コロナウィルスがもたらした影響は決して悪いことばかりではない。経済活動がストップしたことで、地球環境には良い影響が出ている。イギリスの環境ニュースメディア 「Carbon Brief」 が発表したデータによると、今年の温室効果ガスの排出量は昨年に比べて16億トンも減少する見込みだという。さらに、どす黒い色であったベネチアの運河が鮮明なエメラルド色を取り戻すなど、環境への予期せぬ影響が出始めている。

世界でSDGsの取組みが活発になる中、今回のコロナショックをきっかけに、環境・社会を意識した消費行動は加速していくだろう。
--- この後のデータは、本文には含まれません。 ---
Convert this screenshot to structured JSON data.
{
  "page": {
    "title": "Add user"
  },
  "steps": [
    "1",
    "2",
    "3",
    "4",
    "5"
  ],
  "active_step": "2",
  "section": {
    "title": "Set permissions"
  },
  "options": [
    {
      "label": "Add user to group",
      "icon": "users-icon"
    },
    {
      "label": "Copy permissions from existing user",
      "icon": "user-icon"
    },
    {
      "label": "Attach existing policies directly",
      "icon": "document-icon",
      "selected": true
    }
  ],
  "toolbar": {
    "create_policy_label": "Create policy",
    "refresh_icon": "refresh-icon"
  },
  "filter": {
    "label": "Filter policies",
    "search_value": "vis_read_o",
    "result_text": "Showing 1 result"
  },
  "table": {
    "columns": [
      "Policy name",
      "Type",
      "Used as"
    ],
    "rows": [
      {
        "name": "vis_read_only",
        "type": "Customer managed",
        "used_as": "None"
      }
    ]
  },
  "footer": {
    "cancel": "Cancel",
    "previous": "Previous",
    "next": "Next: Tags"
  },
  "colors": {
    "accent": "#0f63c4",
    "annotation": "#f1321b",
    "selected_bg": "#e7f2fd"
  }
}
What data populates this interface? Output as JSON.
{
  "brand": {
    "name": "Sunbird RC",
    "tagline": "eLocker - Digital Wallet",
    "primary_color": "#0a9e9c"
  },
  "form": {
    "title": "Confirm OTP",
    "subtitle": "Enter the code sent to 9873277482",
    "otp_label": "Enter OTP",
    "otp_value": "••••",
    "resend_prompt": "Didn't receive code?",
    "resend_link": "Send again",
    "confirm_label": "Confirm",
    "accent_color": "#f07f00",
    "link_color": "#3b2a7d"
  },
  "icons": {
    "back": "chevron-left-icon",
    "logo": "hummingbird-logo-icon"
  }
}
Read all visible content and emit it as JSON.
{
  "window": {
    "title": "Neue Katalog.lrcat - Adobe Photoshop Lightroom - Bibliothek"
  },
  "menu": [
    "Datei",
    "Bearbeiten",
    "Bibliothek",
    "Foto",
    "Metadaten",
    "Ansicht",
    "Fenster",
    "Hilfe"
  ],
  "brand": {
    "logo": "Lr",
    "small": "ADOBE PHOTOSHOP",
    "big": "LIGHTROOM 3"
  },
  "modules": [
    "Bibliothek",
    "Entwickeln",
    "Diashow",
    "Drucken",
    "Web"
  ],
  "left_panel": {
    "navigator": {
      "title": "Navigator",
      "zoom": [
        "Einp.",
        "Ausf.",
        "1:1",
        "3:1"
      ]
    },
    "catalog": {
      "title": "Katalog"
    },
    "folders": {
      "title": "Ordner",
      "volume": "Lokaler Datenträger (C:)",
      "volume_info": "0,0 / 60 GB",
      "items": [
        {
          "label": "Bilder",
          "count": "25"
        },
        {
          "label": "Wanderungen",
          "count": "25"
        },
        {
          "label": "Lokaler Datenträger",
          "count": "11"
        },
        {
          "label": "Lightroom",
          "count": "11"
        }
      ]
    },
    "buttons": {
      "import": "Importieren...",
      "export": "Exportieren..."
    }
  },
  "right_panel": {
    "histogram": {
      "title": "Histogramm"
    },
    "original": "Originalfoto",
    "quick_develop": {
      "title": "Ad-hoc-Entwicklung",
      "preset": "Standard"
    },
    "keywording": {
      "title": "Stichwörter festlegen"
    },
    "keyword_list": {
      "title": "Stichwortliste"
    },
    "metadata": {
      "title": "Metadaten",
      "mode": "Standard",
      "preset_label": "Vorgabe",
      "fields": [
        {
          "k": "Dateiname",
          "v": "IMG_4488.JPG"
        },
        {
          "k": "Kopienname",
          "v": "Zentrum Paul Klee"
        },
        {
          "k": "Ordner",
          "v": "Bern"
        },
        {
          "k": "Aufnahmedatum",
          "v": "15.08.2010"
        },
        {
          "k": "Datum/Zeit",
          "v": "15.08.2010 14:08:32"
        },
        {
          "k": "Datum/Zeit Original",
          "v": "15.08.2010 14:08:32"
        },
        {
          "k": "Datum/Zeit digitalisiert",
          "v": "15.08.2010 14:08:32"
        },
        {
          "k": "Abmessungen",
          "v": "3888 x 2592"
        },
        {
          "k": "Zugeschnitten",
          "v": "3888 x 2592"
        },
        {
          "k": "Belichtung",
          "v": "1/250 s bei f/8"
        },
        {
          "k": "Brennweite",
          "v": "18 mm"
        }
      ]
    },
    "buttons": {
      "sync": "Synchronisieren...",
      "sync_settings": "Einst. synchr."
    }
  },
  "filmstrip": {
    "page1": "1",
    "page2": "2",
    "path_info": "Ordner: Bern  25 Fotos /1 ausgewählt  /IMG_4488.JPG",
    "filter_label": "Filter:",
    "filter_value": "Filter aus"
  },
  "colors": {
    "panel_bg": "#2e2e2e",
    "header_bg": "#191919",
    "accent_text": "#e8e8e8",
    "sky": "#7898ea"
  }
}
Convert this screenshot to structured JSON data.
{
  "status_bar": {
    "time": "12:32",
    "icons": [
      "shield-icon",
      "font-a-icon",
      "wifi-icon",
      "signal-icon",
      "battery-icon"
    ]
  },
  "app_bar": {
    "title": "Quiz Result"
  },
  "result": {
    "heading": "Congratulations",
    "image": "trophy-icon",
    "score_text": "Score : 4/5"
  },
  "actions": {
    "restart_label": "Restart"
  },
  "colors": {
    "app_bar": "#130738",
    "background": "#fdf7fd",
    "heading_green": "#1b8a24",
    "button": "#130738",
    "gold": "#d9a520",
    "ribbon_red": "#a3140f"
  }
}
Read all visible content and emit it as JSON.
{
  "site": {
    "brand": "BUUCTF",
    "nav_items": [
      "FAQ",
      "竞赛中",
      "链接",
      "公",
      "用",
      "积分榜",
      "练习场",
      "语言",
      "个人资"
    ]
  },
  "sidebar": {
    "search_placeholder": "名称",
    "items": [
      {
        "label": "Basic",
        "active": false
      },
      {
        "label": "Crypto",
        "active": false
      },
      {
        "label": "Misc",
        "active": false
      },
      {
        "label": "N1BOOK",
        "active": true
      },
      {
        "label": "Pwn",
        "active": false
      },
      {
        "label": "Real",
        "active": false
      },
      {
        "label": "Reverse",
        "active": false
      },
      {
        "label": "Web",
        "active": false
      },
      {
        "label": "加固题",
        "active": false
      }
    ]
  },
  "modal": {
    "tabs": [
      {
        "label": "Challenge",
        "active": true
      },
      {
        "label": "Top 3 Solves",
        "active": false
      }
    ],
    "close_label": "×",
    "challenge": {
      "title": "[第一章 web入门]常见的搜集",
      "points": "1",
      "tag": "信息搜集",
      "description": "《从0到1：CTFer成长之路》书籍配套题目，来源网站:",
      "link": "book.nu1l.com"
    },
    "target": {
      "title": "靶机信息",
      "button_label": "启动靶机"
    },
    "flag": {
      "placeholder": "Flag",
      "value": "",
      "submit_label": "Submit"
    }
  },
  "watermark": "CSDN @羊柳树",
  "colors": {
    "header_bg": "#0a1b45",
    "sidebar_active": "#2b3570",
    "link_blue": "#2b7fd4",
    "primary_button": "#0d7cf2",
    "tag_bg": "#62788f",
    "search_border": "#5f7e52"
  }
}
フードロスを減らすために必要最小限の食品を購入、環境に良い食材を選択するなどの、サステナブル消費が拡大していく。

コロナ感染拡大による消費面の意識調査 によると、「食品のムダをなくし、なるべく廃棄がないようにしたい」「社会や環境のことまで考えた消費行動を日ごろから考えたい」と回答した人が一定数存在している。

衝動買いを減らすため、事前に1週間の献立を検討してくれるサービス「me:new」や、フードロスをレスキューするサービス「TABETE」などのサービスは支持されていくだろう。

あるいは、家畜に潜むウィルスへの恐怖も相まって、環境問題を改善すると言われている「ヴィーガン食」も支持されるようになるかもしれない。


6.応援消費

SNSが浸透し、小さな声でも発信、受信することが容易になった現在、シェアやオンライン寄付など気軽に賛同することができるようになった。コロナで浸透した「応援するために物を買う」という習慣が根付き、誰かのために活動している人、社会課題の解決に挑戦している企業にお金が集まるようになっていくだろう。

コロナ感染拡大による消費面の意識調査 によると、「自分さえよければいいという消費行動はとりたくない」と回答した人の割合は41%にものぼる。

コロナの影響でダメージを受けた生産者のサポートを呼びかける「食べチョク」代表秋元氏のツイートは14.6kRTを記録し、このツイートをきっかけに、行き先を失っていた全ての食材が完売するなど、人々の間で「困っている人を助けるためにモノを買う」という行動が浸透している。

「食べチョク」をはじめ生産者と直接取引できるサービスや、挑戦している人、困っている人を助けるクラウドファンディングサービスは今後も支持されていくだろう。

ただし、コロナ終息後は「緊急事態により食材が余っているので買ってください」というメッセージでは通じなくなるため、日頃のコミュニケーション、顧客との信頼関係が重要になるだろう。